Et un ennemi déterminé, c'est plus dangereux que tout. Sa propre expérience le lui a bien fait comprendre.

Néanmoins, histoire de faire bonne figure et de conserver la dignité propre à son rang, il hoche la tête d'un air las. Ses doigts viennent se crisper autour de la tasse pleine ; la porcelaine est froide contre sa peau, signe que le liquide s'est considérablement rafraîchi.

Sans conviction, il porte le récipient à sa bouche, et goûte le café du bout des lèvres. Froid. Il fallait s'y attendre. La tasse retrouve sa place initiale, sur la nappe immaculée.

« A mon avis, reprend l'autre, c'était une idée stupide de leur part de se pointer ici. Ils devaient pas savoir que c'est sur cette île qu'on a le plus de forces, peut-être... Ils vont se faire écrabouiller, et on verra s'ils tiennent longtemps avant de rentrer chez eux.
— Probablement, lâche le chef d'état-major d'une voix atone, dénuée de toute inflexion.
— Ils auraient dû éviter de nous sous-estimer, voilà tout. Après la fessée qu'ils ont pris sur Poni, ça m'étonne qu'ils aient eu les couilles de revenir. »

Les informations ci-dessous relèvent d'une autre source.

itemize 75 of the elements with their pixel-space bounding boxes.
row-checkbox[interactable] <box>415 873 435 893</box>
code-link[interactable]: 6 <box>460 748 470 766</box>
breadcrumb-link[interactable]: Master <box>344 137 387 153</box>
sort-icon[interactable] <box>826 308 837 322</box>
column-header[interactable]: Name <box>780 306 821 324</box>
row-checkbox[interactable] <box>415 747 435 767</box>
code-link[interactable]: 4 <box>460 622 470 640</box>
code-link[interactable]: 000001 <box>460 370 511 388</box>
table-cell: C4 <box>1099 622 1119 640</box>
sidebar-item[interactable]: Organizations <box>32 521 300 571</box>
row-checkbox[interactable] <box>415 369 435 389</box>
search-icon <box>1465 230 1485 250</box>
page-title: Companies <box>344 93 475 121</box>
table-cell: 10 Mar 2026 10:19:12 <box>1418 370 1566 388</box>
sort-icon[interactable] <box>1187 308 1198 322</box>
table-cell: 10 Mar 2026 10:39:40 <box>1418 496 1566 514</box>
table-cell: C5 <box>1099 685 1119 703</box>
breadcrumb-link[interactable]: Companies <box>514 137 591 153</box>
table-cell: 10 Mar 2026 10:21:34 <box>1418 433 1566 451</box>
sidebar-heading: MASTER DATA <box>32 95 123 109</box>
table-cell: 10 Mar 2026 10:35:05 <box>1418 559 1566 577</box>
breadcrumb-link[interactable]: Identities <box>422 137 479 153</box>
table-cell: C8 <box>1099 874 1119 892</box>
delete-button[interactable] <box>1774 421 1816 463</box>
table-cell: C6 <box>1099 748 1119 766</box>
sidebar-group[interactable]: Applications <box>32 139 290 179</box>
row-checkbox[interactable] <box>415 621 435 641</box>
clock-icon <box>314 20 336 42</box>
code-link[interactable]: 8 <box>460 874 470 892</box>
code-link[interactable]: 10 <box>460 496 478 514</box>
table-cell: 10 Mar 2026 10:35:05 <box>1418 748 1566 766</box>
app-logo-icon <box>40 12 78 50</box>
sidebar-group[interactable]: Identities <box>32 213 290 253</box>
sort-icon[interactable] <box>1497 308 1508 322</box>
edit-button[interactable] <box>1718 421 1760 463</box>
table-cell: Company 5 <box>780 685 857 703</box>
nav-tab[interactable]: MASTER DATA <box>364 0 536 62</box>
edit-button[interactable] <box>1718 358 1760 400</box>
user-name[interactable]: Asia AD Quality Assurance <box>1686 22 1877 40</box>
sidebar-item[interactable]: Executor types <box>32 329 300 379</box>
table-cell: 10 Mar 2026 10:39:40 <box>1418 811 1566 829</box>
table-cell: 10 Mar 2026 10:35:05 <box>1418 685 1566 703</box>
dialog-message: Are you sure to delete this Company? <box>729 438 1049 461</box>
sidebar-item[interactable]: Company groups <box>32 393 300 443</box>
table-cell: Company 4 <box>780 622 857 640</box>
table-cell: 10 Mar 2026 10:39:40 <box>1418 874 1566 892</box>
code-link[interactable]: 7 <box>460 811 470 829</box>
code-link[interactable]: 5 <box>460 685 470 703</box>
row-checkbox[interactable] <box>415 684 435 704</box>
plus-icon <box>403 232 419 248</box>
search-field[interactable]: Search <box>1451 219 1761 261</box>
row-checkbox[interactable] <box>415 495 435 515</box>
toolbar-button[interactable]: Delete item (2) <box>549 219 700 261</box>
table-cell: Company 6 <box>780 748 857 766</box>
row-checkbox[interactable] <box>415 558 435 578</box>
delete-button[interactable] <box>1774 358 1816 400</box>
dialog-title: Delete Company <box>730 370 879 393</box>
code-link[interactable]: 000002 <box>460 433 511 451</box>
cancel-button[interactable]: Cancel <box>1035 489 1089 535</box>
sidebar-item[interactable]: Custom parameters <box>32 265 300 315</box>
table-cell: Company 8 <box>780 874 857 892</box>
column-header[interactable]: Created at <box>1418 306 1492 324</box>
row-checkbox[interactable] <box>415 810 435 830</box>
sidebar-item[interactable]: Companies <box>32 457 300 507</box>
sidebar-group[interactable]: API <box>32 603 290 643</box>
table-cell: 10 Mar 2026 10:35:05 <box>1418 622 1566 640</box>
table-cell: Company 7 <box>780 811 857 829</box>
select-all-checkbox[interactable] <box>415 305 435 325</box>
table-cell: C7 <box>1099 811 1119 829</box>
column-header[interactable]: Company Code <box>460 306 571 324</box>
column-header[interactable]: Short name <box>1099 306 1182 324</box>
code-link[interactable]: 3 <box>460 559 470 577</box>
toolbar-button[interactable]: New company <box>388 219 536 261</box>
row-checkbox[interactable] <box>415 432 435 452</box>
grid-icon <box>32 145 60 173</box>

Le grand brun ne peut que partager son opinion, cette fois. Brighton et Emerson ont mené efficacement la bataille sur les côtes de Poni, et ont administré une raclée mémorable aux forces kantonaises, en plus de faire plusieurs prisonniers.

En comparaison, le nombre de victimes unysiennes a été ridiculement bas. Et pourtant... Pourtant, ça n'a pas l'air de leur suffire. Ils veulent continuer à en découdre, et sortent maintenant les grands moyens.

Pourquoi ?

Pourquoi attendre pour agir avec plus de précaution, tout en continuant à n'organiser que des attaques de front ? Jackson est bien forcé de s'avouer totalement perdu face à un tel manque de bon sens. L'ennemi n'a-t-il jamais suivi de cours théoriques sur la stratégie ?

Ils devraient probablement jouer plus souvent aux échecs, ça leur mettrait les yeux en face des trous.

« On dirait que ça s'est calmé, lance soudain le type en se levant brusquement. Peut-être que c'est fini, maintenant... »

Le général se lève à son tour, le corps engourdi par tant de temps passé à ne rien faire. Maladroitement, il bute contre l'un des pieds de la table, qui tremble légèrement. Heureusement, elle ne tombe pas.

Il n'y a que la tasse qui s'est renversée, laissant couler un ruisseau noir sur le tissu blanc de la nappe. Tant pis.